LA MEMORIA AYUDA…, si no PRIVA de MIRAR CON OPTIMISMO, esperanza y CONFIANZA.
CONFIAR o DESCONFIAR. Quien opta por desconfiar enciende un aviso. Antes de que nos demos por enterados, nos dice: «No muevas ficha».
Esta tendencia pretende un bien:
Evitarnos sufrir… Si la instalas dentro, por no sufrir terminamos por no VIVIR. Crea un ánimo auto protector. Y si es por supervivencia solamente…¡Qué bien! Poner la mano sobre una llama quema. No lo haré más. Sin embargo actuamos así con todo, como si fuese lo sensato en cualquier campo, la mejor opción. Cambiamos de ropa. Pero el interior ni lo revisamos.

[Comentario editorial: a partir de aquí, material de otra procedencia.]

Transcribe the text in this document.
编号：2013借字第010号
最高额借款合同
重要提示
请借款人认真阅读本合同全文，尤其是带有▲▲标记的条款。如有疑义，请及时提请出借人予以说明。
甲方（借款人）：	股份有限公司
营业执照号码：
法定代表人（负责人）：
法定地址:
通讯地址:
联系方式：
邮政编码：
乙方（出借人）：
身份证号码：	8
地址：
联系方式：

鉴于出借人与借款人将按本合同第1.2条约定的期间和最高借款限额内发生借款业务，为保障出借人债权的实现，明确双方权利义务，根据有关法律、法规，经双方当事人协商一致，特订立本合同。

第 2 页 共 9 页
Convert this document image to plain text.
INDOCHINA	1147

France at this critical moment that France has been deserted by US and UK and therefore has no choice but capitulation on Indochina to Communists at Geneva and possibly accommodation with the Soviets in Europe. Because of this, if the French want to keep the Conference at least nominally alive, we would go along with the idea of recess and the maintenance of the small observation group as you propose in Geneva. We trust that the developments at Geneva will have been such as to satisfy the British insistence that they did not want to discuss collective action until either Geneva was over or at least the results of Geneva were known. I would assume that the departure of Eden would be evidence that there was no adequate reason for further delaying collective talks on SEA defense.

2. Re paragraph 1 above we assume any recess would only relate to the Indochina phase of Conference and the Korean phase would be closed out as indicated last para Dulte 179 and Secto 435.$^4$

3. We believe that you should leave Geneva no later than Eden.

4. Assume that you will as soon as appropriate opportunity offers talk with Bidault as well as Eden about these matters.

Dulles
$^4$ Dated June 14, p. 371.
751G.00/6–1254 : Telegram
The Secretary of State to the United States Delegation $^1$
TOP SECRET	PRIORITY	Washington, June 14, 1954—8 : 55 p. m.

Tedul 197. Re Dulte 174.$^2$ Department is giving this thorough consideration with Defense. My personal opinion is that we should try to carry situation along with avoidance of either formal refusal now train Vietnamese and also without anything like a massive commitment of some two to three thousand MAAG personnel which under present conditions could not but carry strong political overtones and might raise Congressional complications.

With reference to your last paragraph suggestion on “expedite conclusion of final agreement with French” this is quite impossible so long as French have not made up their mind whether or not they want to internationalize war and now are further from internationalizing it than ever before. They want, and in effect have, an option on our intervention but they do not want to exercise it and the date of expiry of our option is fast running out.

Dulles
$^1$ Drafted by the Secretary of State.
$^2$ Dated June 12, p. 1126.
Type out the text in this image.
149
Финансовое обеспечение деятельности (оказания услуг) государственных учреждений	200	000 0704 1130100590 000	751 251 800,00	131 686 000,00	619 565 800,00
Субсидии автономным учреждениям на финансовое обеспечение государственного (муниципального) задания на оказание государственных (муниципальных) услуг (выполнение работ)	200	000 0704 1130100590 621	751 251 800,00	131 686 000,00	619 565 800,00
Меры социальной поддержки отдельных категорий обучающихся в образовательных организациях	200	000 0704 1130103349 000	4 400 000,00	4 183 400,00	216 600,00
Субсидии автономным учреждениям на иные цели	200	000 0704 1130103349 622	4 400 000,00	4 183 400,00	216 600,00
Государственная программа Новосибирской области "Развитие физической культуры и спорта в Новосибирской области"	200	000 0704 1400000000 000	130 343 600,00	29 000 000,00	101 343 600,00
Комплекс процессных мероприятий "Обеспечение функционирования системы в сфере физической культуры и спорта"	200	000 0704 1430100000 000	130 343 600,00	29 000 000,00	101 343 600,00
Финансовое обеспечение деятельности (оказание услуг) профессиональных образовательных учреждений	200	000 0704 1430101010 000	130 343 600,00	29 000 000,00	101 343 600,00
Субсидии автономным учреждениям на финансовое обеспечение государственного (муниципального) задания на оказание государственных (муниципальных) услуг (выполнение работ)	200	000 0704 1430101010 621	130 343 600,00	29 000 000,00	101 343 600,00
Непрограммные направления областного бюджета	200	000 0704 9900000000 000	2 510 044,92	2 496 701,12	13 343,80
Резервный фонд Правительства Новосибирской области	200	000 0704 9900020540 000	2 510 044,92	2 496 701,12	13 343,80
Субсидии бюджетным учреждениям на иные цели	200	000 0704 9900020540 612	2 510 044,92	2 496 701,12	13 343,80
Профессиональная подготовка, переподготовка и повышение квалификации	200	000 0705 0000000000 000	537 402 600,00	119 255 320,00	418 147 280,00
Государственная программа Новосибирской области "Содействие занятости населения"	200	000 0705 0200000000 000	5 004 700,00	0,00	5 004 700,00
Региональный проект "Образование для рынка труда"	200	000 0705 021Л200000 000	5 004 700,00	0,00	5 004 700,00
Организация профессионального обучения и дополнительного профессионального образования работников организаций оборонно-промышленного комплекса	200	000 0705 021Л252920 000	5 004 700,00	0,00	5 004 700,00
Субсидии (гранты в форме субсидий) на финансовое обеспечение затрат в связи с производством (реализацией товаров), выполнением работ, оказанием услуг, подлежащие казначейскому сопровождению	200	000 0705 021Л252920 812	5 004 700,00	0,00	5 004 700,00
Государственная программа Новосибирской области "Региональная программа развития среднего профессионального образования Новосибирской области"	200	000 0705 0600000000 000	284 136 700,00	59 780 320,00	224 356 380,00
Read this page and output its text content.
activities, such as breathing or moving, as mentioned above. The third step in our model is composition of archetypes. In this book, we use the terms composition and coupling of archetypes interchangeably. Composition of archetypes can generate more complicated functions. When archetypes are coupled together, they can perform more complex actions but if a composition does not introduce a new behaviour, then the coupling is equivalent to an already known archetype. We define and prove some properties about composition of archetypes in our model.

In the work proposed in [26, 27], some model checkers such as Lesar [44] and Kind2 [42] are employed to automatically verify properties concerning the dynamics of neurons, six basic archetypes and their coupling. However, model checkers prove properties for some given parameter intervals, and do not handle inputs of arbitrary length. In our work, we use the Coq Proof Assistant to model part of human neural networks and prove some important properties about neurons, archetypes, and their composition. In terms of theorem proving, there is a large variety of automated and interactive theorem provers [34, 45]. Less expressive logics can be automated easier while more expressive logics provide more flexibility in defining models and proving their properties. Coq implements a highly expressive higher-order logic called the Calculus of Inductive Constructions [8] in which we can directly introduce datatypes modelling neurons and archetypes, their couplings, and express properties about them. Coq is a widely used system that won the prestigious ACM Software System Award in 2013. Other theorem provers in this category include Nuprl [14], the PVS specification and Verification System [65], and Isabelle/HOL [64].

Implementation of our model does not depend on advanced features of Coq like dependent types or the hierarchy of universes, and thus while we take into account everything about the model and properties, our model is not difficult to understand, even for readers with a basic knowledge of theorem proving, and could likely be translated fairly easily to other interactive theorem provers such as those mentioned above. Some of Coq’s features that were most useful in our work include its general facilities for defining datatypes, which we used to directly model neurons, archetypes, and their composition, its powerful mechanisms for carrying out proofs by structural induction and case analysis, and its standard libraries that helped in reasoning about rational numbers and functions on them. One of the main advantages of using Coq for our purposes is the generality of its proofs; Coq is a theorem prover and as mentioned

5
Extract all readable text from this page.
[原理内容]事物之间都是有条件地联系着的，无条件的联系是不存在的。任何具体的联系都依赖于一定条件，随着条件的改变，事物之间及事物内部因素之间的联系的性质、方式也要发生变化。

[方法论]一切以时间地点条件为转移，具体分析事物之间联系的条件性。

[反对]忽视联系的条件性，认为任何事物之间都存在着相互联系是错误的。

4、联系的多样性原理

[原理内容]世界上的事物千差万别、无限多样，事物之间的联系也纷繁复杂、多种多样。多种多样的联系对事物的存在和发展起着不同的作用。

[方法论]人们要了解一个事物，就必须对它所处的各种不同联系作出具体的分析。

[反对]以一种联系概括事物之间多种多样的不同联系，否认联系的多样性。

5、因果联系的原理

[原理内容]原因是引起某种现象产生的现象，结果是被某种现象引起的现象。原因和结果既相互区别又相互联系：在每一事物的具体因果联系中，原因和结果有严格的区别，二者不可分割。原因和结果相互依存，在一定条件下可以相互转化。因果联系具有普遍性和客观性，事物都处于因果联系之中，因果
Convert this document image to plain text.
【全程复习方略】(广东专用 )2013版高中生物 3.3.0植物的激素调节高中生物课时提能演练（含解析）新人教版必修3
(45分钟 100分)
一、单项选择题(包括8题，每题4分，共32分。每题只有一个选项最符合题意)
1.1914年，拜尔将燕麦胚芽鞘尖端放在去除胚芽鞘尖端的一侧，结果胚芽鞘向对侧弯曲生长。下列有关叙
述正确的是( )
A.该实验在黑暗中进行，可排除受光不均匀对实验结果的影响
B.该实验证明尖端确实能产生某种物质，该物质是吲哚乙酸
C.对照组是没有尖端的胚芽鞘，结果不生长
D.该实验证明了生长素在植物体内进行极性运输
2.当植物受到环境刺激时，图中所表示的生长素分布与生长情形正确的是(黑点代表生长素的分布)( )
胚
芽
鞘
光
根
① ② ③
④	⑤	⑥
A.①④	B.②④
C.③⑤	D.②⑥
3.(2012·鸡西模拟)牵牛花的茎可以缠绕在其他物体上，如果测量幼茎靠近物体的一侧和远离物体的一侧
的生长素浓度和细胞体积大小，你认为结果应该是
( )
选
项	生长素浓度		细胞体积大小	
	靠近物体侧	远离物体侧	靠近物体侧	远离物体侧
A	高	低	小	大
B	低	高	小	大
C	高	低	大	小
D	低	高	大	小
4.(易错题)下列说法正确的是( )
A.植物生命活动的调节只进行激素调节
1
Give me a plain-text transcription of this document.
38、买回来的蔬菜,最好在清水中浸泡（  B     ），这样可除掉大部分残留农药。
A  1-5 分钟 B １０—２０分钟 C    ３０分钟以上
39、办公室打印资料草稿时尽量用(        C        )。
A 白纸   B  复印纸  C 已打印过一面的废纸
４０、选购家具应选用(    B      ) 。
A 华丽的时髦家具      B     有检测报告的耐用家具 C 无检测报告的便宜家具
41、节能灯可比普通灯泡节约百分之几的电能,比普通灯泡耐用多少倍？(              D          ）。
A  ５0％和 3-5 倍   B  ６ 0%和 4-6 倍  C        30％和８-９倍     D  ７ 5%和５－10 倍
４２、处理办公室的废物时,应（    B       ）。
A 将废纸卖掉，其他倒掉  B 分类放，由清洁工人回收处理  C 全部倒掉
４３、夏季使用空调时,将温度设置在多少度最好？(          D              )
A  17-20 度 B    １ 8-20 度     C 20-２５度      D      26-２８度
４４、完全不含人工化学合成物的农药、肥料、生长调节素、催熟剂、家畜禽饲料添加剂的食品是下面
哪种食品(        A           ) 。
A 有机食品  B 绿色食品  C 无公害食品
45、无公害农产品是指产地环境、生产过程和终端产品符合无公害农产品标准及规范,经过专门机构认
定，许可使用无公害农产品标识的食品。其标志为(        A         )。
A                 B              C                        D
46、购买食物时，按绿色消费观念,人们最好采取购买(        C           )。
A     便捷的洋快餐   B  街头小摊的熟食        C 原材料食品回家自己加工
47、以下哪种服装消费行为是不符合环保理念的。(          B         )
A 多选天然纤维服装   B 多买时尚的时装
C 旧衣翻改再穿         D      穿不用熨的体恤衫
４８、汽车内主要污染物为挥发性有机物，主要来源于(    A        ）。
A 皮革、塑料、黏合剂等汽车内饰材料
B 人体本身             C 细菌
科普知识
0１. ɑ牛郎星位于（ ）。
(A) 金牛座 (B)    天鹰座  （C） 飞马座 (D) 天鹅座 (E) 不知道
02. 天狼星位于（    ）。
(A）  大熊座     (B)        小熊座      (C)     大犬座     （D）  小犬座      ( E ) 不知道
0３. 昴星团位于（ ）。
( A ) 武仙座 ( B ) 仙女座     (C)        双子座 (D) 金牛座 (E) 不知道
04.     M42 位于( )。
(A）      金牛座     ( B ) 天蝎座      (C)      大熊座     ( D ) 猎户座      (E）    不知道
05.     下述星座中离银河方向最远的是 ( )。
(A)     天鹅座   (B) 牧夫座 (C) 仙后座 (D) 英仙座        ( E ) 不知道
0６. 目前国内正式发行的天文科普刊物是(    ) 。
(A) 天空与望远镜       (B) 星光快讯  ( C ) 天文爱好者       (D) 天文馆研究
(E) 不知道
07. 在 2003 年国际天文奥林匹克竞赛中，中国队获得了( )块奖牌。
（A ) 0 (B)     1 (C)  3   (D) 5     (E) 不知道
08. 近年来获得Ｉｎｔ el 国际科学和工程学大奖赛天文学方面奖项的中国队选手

Vivir es arriesgar, animarse a probar novedades, tener agallas para saborearlo todo. La alternativa a esta forma de sentir la vida es convertirla en rutinaria, mediocre, y aburrida.
Y la rutina no es nociva. ¡Que va!
Sería terrible levantarse cada mañana teniendo que aprender a hablar, a andar, a relacionarse, a comer…A cuanto afortunadamente ya dominamos. Evita plantearnos a cada paso cómo realizar tareas sencillas: almacenar nuestras pertenencias, conducir un vehículo, realizar nuestro trabajo o distribuir el tiempo en función de nuestras prioridades.
Pero…¿No conviene revisar el criterio con que establecimos qué es prioritario?
Son actitudes conformistas con nuestra propia forma de pensar y ser las que crean leyes internas, que si bien fueron un acierto, tal vez hoy son un peso, frecuentemente inconsciente que impide generar posturas y conductas nuevas. En otras palabras: Quien yo creo ser, alguien que lo quiera o no ha de adaptarse a los tiempos siempre cambiantes, no es el que inicia un día, sino quien está anclado en el de ayer.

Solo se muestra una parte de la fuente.